'Girls Need Female Role Models' and Other Bromides

'Girls Need Female Role Models' and Other Bromides
AP Photo, File

There are a handful of dictums in the modern feminist discourse that are so omnipresent, so incontrovertible, so apparently obvious, that, whenever they are pronounced, the only appropriate reaction is enthusiastic head-bobbing. Or, if you prefer, solemn brow-knitting. Like two plus two equals four, these dictums are axioms, not to be discussed, let alone contested.

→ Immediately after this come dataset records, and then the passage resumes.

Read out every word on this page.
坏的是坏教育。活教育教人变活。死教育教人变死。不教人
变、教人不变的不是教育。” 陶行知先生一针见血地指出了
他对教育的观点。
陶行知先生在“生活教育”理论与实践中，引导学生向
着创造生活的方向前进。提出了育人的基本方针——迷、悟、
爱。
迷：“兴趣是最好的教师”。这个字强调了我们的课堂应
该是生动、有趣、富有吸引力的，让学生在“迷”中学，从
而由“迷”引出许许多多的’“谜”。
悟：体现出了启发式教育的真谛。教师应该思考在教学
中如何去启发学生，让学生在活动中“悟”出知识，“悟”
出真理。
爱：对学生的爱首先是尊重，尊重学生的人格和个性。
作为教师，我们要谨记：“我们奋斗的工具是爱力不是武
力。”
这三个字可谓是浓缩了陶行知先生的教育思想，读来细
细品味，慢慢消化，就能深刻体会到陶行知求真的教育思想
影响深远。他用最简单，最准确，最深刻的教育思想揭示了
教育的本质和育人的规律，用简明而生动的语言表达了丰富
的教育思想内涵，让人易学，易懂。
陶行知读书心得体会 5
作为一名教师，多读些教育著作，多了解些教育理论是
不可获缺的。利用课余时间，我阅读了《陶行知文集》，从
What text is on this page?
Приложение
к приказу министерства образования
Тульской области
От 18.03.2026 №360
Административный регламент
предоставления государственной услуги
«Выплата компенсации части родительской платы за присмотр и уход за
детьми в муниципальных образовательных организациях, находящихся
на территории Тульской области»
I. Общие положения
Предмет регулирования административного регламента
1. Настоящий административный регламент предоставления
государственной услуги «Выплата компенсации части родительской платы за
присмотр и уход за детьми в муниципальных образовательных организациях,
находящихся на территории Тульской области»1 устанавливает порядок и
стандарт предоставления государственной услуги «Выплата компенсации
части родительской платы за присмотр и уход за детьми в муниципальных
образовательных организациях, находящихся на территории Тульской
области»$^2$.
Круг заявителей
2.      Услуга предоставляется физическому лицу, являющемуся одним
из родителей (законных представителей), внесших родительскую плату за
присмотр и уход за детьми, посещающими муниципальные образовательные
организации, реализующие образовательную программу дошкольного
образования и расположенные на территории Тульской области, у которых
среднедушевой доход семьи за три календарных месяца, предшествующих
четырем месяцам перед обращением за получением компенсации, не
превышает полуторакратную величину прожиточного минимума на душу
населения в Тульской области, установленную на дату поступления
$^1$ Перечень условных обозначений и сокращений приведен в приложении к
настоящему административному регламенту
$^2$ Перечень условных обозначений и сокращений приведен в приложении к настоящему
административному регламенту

Challenge them, however, and you'll see how easily they fall apart. For example, consider the adage “What will we tell our daughters?” Each time I hear this phrase, I remember Emmeline Grangerford from Mark Twain's Adventures of Huckleberry Finn. Miss Grangerford spent her short life writing funereal poetry and died of disappointment, aged fifteen, after failing to compose a satisfactory eulogy for a deceased neighbour called Whistler because she couldn't find a word to rhyme with his name. What will we tell our daughters? Why not tell them the same thing we will tell our sons, our friends and colleagues, our Thursday night poker group—and that should be whatever is the fairest and most honest analysis of the situation. What else is there to tell? To imply that our daughters require a special dispensation because they are too fragile to handle reality is very Emmeline Grangerford indeed.